The amendment likely will receive few Democratic votes. A handful of Republicans, meanwhile, oppose it.
Sen. John McCain, R.-Ariz., said he could not "at this time" support the amendment.
Sen. John Warner, R.-Va., said he has concerns with the amendment in its present form. Specifically, Warner said he objects to the amendment's second sentence, which states, "Neither this Constitution, nor the constitution of any State, shall be construed to require that marriage or the legal incidents thereof be conferred upon any union other than the union of a man and a woman." The first sentence of the amendment simply says marriage "shall consist only of the union of a man and a woman."
"I am concerned that the second sentence of this proposed constitutional amendment is unnecessarily vague and could well trample on the rights [of the states]," he said, adding that the second sentence lacks "clarity."
As they did during the first day of debate, opponents of the amendment criticized supporters for ignoring "more important" issues.
"I have lots of visitors in my offices in New Jersey and here [in Washington], and not one of them came in to talk to me about gay marriage," Sen. Frank Lautenberg, D.-N.J. said. "They came in to talk to me about health insurance. They came to talk to me about their pensions disappearing...."
But supporters said the amendment is necessary in order to prevent courts from legalizing "gay marriage" nationwide. Since 2003, courts in five states have ruled for "gay marriage." One of those (Massachusetts') came at the state supreme court level. The other decisions have been appealed.
Additionally, lawsuits have been filed against the federal Defense of Marriage Act, the 1996 law that gives states the option of not recognizing another state's "gay marriages."
"I am not willing to surrender this issue to the courts," Sen. Wayne Allard, R.-Colo., said, arguing that the amendment "protects states' rights."
"My amendment takes the issue out of the hands of a handful of activist judges and puts it squarely back in the hands of the people," added Allard, the amendment's sponsor.
Sen. Sam Brownback, R.-Kan., asserted that marriage "is going to be defined" nationally. The question, he said, is whether it will be defined by "the courts or the legislative bodies."
"We seek to have it defined by legislative bodies," Brownback said.
Sen. Mark Dayton, a Minnesota Democrat who opposes the amendment, argued that the proposal would "for the first in our nation's history ... add discrimination to our Constitution."
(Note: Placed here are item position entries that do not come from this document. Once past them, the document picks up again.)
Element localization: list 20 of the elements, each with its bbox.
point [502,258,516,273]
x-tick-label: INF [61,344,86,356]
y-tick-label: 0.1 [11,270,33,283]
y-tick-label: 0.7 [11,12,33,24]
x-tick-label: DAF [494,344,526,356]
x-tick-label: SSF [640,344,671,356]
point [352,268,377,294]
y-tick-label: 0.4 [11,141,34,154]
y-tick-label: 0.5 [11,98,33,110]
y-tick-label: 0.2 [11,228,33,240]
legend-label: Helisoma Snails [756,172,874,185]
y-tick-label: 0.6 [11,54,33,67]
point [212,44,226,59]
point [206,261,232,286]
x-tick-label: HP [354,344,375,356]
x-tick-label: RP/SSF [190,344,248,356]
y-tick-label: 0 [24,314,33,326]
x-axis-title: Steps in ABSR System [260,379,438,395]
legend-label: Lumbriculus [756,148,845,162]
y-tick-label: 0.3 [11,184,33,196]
But Sen. Orrin Hatch, R.-Utah, pointed to Americans' opposition to "gay marriage" and asked, "The beliefs of most Americans in this country are discriminatory? Of course not. … Was it discrimination when 85 members of this body -- including 32 Democrats -- voted for DOMA, the Defense of Marriage Act [in 1996]? Of course not. Was it discrimination when President Bill Clinton signed it? No."
Constitutional amendments require the approval of two-thirds of both the House and Senate and three-quarters of the states. Courts cannot overturn amendments to the U.S. Constitution.